А девочка хитрит; знает, дело вовсе не в том, что еврейский квартал далеко, а в том, что люди разные и не любят друг дружку, греки сирийцев не любят, а все не любят евреев, а египтяне, которые жили ещё до греков — деревенщины!.. Маленькая процессия движется бедными улочками среди поклонов и взглядов во все глаза... Девочка в шёлковом коричнево-золотистом платье, красивая Хармиана в зелёном льняном одеянии, стражи-нубийцы... Бедный квартал... Женщины стряпают прямо у дверей домов, очаги дымят удушливым дымком, кирпичные, простые. Переулок длинный, узкий. На земле — кастрюли. Девочка скашивает глаза. В кастрюлях варится что-то буроватое — кашица, кипит на очагах тёмно-красный суп. Свёкла — самая простая, дешёвая пища, еда бедняков. Женщины стоят в дверях в одних рубашках, рубашки грязные, волосы повисли нечёсаные. Женщины громко переговариваются. А вот на порожке сидит девчонка, стрижёт ногти, выставив голую ногу, сильно перегнувшись вперёд. Есть ли в этом что-то странное, или, напротив, это совсем и не странно, только никто не смущён появлением царевны. Маргарита вдруг чувствует, что как-то всё это неправильно. Должно быть как-то по-другому. Но как? Она не знает... На корточках у одного из очагов старуха поместилась, жарит ливер — на бедной улице — роскошная трапеза! Старуха заводит руку за спину, прикладывает ладонь к пояснице, подымается на ноги. Ноги у неё босые и ужасно заскорузлые, какие-то почти совсем чёрные, как будто из какой-то чёрной земли сделанные. Ой, и руки грязные, чёрные. Старуха отступает от своего очага и как бы с почтением отвешивает глубокий поклон царевне:
— Проходите, красавица наша!.. Проходите!.. Следуйте своим высоким путём!..

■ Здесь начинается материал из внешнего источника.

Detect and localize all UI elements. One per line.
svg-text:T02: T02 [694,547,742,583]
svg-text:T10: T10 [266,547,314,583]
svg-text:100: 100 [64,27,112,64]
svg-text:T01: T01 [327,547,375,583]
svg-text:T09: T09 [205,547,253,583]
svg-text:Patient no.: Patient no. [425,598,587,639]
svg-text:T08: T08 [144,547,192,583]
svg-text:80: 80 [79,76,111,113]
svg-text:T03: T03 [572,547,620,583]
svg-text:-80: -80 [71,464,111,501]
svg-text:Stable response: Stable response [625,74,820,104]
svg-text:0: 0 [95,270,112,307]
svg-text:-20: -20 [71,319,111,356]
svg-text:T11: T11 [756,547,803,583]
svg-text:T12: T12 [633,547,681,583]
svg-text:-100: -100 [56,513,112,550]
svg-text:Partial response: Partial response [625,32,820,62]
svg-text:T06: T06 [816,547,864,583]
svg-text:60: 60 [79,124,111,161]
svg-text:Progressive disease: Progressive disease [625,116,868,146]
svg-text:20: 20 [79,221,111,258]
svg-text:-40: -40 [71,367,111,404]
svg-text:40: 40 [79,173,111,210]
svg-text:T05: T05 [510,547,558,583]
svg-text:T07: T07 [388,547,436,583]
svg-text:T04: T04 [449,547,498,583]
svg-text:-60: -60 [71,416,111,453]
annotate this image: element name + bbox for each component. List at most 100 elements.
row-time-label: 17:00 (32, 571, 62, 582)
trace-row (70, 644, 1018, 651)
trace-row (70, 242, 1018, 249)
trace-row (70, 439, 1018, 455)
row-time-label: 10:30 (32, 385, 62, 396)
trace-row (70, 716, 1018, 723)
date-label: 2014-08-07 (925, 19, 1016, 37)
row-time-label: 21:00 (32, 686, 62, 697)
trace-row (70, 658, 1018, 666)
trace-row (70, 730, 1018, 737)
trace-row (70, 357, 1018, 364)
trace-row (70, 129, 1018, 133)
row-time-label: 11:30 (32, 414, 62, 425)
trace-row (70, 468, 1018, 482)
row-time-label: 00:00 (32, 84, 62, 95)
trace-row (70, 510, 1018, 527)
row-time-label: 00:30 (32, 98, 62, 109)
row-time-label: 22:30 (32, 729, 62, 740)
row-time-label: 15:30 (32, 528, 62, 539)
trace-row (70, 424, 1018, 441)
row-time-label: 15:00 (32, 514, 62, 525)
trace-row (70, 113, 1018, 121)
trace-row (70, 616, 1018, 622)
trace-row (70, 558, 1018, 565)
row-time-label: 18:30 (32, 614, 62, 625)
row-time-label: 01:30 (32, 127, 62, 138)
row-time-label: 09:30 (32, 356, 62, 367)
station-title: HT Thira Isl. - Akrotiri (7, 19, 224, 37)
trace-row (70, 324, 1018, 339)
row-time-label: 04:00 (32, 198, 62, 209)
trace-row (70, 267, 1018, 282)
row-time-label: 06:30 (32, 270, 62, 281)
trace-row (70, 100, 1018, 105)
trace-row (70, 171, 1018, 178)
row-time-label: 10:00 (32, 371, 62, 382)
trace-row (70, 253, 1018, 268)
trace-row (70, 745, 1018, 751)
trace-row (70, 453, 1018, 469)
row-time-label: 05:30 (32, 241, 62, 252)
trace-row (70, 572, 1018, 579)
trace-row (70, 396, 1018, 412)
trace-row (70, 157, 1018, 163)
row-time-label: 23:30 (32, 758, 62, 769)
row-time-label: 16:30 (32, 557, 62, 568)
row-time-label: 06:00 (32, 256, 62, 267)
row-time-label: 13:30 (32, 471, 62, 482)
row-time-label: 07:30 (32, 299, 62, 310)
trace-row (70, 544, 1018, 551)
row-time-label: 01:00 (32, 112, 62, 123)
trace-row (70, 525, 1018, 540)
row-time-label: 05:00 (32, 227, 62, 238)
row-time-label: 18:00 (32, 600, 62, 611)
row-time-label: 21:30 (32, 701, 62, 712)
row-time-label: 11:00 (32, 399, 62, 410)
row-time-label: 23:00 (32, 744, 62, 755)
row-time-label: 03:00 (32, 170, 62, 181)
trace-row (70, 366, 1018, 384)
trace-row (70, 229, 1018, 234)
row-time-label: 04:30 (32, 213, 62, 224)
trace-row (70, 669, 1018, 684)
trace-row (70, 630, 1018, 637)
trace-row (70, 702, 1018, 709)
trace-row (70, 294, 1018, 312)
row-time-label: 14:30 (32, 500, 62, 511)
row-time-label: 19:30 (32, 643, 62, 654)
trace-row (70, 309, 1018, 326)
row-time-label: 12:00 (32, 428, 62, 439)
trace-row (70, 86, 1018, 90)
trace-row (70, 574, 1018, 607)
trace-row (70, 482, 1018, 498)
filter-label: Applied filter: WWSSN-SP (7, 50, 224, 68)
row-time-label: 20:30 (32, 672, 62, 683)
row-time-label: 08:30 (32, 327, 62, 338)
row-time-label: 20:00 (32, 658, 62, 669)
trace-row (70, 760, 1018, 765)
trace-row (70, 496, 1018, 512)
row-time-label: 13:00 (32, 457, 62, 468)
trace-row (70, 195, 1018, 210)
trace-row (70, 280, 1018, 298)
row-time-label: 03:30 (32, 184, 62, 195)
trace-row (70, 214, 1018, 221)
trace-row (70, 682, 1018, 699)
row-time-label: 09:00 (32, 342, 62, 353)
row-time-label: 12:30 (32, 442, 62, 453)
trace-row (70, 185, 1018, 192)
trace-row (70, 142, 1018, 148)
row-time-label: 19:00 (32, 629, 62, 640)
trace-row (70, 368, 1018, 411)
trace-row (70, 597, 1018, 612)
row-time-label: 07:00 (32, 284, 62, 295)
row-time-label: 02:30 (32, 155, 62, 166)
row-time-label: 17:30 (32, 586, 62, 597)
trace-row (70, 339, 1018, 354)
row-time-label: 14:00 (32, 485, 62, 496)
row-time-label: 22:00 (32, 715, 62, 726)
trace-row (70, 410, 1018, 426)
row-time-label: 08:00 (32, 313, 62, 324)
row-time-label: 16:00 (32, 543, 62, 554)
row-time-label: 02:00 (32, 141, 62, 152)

Старуха ещё кланяется. Женщины кругом хохочут. Хармиана хмурится, сдвигает густые брови невольно, поворачивает голову к стражам-нубийцам. Они стоят покойно, большие и равнодушные, но лёгкими тенями проскальзывают по их красным крепким ртам, по их чёрным выпуклым глазам улыбки... Сначала Маргарита испытывает некоторый страх, оглядывается... Поодаль от старухи, привалившись к обшарпанной стене, расселся старик. Он полуголый и очень смуглый, у него сморщенная кожа, особенно на шее. Черты его лица смутны и будто расплываются в крупных морщинах. Он крепко обнимает большой кувшин, как будто кувшин — живое существо... Подходит торговка с корзиной спелых фиг. Из-под косынки выбиваются спутанные космы, отвислые груди виднеются в разрезе рубахи. Приостанавливается какой-то мужик в заплатанном большими латками плаще, удерживая на плече запечатанный сосуд с оливковым маслом, округлый бок сосуда посверкивает, лоснится на солнечном свете, стекают две блестящие капельки...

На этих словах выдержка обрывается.